Stratagems #4: P Walked Into an AI Monitoring POC. P Didn't Run a Single Test.

wpnews.pro

Exhaust the enemy's strength without fighting. Weaken the strong by nurturing the soft.

— The 36 Stratagems, "[Wait at Leisure While the Enemy Labors]"

P flipped the business card over and wrote one letter on the back: P.

Then P walked into the conference room.

P didn't do opening lines.

P doesn't have a name — not yet, not in this series anyway. But if you've read the earlier stories, you'd recognize the signature.

** The first story** — P's own article got flagged as "low quality" by the company's AI moderation system. P dug into the internal API, pulled 347 flagged records — effective accuracy came out to 38%. More false positives than correct identifications.

** The second story** — an AI payment gateway processing $2.8 billion. The CTO backed it with formal verification, claimed it was "mathematically bulletproof." P spent eight months quietly building an adversarial testing pipeline, and proved the gateway would approve illegal transactions.

P won both times. P left zero fingerprints both times.

After those two jobs, P stopped working for other people.

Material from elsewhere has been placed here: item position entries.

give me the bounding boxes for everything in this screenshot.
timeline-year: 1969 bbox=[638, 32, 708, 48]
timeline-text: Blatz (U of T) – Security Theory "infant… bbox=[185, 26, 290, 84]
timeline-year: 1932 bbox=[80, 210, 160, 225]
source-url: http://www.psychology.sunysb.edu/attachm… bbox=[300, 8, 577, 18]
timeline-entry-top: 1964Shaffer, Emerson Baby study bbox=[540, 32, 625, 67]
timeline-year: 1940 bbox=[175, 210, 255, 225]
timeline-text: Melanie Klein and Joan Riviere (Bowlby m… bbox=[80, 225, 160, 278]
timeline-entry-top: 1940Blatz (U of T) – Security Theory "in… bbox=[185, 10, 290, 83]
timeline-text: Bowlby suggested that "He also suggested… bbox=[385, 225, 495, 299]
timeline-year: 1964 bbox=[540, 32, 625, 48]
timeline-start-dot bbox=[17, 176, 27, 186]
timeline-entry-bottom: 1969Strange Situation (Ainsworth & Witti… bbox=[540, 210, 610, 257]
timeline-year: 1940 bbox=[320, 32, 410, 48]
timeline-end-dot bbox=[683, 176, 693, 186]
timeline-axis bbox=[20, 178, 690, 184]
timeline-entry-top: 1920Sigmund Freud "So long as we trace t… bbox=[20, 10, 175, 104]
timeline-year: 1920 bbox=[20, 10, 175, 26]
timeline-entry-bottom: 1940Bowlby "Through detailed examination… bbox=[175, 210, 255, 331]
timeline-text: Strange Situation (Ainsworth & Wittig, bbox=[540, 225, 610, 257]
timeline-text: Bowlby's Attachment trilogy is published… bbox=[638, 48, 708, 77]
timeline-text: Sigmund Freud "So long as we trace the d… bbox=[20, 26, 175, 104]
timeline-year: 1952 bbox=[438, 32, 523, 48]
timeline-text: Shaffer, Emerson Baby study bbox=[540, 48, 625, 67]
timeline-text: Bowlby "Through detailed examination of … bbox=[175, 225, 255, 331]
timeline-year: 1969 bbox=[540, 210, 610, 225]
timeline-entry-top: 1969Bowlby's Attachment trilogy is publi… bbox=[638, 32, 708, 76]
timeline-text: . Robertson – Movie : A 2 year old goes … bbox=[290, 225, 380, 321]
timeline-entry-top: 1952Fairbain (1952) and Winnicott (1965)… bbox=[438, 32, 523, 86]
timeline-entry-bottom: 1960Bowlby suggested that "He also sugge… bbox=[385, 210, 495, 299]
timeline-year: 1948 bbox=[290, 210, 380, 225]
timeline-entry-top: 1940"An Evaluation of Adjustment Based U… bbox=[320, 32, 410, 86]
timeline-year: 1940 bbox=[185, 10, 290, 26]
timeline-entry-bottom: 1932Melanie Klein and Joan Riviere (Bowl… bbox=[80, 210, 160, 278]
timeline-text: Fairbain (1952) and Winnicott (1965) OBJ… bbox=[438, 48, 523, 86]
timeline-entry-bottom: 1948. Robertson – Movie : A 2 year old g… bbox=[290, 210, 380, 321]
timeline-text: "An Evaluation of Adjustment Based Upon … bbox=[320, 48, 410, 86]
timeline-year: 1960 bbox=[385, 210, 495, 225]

This time, P got brought in as an independent evaluator.

The customer was a mid-sized industrial IoT firm called FirmCore. Their production-line gear had been running for almost a decade. The monitoring system was going down once a month, and management had finally had enough. They decided to bring in an AI monitoring platform.

A good call — right up until they decided to run two vendors through POC at the same time and pick a winner.

"We want to see who can actually cover our failure modes," the VP said in the meeting. "We've also brought in an independent evaluator."

P was that evaluator.

The two AI monitoring companies were MonitorAI and SentryWave. MonitorAI's pre-sales team went first, slides blazing with "99.3% fault coverage, validated across 3 manufacturing customers." SentryWave followed right behind: "99.7% coverage, 7-day deployment" — bigger numbers, bolder font.

P sat in the corner, laptop open. P didn't write a single word.

The meeting wrapped. The client team gathered around P. "So, what do you think?"

"Nothing worth saying right now. Give it three months."

P didn't ask either company a single technical question. Didn't pull their data, didn't check their architecture, didn't ask to see prior POC records.

"Three months?" the VP pressed. "The POC contract is three months. What if you can't deliver a conclusion by then?"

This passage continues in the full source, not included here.